Players of relative domestic obscurity can find themselves thrust in to limelight on the world’s biggest stage before they have enjoyed the honor of playing a test match for their country. The pressure is huge. The admiration from fans is even greater. The Indian crowds can only be described as fanatical. They know who all the players are and how they play.
The IPL has teams owned by successful businesspeople, movie stars and companies. All with the foresight to see that this is a platform that will continue to grow as we become more time poor and more competitive with our disposable time.
With the somewhat mundane pool stage almost out of the way, we are set for the world’s greatest short format teams to begin the battle for world cup supremacy. 32 teams will be culled to just 8. And this is where the cream rises to the top. The best players from around the world representing their countries with a World Cup prize on offer. The next two weeks will be filled with fireworks.
It is true that there is a bit of hit and miss to T20. But the more the game is played the more there seems to be a formula becoming apparent. You need to be able to bowl and field as well as you bat to ensure whatever total you set is defend-able.
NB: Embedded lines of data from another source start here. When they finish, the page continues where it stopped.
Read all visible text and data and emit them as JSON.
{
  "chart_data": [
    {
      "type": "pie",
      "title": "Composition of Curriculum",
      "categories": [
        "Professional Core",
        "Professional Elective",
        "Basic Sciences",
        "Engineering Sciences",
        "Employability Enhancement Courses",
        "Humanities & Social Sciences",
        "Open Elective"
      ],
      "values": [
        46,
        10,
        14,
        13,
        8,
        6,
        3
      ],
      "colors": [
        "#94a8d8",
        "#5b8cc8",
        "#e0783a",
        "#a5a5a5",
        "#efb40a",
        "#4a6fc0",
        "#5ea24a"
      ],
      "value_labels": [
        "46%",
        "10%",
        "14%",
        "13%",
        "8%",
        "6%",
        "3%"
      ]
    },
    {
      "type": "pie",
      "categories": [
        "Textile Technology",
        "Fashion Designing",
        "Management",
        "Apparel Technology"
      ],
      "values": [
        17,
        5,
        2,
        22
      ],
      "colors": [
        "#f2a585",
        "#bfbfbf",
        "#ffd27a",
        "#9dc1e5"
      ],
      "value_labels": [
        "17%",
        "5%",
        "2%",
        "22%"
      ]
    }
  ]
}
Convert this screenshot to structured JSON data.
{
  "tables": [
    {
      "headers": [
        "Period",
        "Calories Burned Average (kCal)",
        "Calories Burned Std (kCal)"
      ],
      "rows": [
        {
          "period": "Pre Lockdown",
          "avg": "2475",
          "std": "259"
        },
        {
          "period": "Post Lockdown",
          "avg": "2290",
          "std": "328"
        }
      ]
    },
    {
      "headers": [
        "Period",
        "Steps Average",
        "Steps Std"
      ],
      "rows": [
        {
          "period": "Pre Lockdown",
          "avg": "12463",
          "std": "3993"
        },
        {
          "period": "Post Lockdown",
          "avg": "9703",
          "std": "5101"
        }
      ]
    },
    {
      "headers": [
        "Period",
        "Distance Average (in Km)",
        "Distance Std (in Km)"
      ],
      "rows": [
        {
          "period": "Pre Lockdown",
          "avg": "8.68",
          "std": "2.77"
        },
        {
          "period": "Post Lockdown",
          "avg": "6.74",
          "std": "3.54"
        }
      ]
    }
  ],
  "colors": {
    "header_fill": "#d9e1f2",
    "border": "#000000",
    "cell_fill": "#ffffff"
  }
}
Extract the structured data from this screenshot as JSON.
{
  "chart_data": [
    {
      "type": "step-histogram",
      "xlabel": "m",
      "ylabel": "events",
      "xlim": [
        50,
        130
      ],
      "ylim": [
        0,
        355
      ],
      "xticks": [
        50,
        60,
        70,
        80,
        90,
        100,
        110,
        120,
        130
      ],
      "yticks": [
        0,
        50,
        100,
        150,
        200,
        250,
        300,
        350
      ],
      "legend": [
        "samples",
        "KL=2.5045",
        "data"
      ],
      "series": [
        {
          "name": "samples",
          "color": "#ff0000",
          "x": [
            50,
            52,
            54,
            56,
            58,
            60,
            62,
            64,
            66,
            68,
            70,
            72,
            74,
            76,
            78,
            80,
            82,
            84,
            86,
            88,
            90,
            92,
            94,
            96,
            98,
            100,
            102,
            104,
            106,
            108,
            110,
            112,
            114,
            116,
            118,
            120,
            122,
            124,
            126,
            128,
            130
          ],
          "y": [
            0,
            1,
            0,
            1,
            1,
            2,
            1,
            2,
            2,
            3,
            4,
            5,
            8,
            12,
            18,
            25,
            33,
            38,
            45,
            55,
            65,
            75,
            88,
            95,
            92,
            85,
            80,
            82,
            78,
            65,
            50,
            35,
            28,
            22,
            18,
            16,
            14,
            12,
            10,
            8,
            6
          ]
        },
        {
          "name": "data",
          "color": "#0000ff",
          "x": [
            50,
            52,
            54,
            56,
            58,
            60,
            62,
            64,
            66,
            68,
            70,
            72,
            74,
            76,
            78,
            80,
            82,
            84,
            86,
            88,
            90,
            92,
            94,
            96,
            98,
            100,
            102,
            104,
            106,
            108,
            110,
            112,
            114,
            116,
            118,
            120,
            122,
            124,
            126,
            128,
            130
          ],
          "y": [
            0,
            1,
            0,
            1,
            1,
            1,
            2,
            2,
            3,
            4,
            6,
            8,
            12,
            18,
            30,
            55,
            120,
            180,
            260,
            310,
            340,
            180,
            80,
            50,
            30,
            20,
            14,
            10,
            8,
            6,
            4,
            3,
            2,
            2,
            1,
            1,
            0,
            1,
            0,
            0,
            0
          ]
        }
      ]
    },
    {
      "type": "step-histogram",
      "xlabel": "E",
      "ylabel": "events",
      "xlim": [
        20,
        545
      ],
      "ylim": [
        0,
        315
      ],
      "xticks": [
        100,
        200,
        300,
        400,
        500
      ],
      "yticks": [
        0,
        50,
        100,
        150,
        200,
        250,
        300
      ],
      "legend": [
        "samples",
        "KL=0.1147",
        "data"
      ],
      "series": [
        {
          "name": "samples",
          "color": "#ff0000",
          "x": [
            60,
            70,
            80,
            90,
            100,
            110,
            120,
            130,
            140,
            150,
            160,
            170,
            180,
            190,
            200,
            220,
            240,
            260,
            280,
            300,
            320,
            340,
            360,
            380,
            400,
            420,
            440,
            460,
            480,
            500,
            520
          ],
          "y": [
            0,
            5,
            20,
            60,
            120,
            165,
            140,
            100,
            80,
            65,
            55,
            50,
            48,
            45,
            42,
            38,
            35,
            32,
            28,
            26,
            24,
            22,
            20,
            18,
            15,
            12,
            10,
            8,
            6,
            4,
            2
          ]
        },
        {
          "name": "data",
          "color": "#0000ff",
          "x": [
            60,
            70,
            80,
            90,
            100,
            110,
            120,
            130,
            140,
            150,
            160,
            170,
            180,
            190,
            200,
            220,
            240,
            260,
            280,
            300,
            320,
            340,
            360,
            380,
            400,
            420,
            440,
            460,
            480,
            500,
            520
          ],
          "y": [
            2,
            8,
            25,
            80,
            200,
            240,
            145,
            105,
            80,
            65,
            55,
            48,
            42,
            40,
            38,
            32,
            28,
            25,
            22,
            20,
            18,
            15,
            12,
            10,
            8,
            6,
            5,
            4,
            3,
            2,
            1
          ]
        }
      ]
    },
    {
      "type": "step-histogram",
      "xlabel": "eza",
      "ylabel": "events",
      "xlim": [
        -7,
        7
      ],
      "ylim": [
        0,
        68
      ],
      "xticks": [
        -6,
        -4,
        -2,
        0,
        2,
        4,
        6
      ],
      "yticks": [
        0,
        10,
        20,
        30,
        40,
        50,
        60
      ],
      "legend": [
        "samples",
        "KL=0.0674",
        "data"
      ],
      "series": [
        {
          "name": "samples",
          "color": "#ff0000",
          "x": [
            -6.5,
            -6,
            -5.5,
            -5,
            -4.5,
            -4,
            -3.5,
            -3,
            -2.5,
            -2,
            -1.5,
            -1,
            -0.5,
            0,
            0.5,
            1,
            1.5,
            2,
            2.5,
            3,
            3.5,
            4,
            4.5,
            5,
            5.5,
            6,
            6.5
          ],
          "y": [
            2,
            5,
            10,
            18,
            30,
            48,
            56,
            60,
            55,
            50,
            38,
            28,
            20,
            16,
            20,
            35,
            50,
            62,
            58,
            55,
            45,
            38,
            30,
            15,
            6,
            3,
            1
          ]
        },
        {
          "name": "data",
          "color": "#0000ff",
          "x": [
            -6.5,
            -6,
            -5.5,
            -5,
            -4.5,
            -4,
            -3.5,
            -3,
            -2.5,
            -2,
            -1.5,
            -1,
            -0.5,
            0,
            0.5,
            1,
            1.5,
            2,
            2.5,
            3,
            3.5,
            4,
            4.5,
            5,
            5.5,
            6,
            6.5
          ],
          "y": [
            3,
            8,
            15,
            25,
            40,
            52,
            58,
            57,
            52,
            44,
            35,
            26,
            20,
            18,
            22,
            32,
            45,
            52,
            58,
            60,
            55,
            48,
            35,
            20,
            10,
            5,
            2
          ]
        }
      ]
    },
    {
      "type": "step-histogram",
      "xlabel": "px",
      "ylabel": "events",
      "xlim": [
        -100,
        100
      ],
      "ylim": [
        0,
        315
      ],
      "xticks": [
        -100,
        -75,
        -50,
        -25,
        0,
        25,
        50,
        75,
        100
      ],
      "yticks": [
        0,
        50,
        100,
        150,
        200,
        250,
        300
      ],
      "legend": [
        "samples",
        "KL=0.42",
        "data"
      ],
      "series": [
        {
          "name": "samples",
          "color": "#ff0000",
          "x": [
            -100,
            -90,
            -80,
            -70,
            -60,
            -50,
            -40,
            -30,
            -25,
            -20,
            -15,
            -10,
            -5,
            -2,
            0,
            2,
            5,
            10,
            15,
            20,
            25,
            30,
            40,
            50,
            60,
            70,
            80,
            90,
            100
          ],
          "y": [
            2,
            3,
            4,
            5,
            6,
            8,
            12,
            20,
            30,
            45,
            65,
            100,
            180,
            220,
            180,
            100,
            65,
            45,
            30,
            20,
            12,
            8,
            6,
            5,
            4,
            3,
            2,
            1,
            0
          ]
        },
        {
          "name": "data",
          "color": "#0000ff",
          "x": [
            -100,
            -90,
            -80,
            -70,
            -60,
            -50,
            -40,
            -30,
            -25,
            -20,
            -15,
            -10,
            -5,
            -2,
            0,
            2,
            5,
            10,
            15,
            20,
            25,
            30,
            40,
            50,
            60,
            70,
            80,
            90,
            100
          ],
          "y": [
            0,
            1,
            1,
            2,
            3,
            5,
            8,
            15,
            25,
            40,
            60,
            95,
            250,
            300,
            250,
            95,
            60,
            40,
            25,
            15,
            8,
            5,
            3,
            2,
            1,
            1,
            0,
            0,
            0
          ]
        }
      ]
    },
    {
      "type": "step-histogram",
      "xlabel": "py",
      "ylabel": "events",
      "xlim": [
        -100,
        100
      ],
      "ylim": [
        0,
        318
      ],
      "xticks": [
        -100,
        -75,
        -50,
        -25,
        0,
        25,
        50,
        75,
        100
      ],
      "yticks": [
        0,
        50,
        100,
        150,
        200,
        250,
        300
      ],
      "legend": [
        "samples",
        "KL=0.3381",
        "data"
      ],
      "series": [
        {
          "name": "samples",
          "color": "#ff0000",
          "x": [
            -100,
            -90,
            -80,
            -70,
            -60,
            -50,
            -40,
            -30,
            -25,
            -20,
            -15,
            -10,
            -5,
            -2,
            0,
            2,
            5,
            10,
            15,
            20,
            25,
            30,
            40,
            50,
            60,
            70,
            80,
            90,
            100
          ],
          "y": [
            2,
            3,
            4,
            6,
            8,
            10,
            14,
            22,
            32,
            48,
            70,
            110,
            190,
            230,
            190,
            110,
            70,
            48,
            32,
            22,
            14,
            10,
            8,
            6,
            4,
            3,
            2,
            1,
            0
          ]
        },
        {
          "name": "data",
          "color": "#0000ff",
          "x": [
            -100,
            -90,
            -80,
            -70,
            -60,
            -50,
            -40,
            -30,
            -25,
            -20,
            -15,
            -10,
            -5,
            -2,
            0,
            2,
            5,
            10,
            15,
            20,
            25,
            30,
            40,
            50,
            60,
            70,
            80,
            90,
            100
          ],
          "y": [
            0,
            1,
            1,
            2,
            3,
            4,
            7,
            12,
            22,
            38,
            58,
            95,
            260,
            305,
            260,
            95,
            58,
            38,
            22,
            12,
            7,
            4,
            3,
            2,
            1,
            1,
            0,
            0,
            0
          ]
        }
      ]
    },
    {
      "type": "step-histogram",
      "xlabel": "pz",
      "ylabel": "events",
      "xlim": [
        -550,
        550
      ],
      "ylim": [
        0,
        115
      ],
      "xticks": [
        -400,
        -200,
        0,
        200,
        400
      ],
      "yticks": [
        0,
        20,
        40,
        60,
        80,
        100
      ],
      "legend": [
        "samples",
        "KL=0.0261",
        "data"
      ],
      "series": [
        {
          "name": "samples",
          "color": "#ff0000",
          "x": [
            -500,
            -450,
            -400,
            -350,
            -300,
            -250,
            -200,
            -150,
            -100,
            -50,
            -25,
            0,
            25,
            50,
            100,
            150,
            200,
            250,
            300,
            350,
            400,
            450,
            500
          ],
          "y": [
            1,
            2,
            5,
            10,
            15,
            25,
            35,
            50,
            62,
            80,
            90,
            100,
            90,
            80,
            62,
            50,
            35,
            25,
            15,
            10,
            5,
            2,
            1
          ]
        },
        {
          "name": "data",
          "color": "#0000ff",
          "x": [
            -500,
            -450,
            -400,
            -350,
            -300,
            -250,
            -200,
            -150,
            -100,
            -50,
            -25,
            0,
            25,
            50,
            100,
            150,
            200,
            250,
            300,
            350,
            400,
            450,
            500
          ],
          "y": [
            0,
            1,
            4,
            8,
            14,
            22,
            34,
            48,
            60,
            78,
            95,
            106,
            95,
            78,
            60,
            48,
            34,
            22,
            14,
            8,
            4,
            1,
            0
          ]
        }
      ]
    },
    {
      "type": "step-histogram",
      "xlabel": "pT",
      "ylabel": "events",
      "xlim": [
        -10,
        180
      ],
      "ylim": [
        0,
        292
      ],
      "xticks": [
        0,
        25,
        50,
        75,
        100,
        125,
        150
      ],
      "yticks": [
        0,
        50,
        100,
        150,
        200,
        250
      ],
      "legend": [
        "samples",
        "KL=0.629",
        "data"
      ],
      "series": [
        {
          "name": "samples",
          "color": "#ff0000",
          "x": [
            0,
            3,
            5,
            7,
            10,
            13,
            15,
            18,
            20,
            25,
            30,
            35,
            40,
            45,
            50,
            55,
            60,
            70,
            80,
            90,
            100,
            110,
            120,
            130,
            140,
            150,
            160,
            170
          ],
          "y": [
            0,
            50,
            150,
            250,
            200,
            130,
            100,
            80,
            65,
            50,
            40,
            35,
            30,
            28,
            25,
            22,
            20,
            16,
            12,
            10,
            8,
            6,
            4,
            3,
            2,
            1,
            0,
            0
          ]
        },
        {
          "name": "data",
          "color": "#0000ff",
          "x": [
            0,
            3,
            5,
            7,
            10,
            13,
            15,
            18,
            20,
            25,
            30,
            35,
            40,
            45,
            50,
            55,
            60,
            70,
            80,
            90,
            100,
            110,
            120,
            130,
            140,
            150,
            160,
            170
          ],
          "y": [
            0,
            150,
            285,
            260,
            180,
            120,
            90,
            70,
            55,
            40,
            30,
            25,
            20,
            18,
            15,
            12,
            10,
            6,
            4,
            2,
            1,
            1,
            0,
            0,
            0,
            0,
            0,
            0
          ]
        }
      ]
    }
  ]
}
When T20 first took off, bowlers were unsure of the skills they needed to succeed. A change of pace, a good Yorker and the ability to shut down a charging batsman seem to be the answer.
For batsmen, well it is clearly just the ability to belt the cover off as many balls as possible.
Whilst I was a skeptic when it was first born, I have begun to come around. I am still a traditionalist who loves the first day of a test match. Even better, the first day of an Ashes Test. And the second day. I even enjoy a one day game over a few beers with boys after work. I have yet to fall in love with the 20 over format.
But I can see that it has a role to play in the continued success of the game. There is no doubting that these shorter formats have lead to a more aggressive approach to test match cricket. And this can only be a good thing. More aggression means more tests won and lost. And less draws.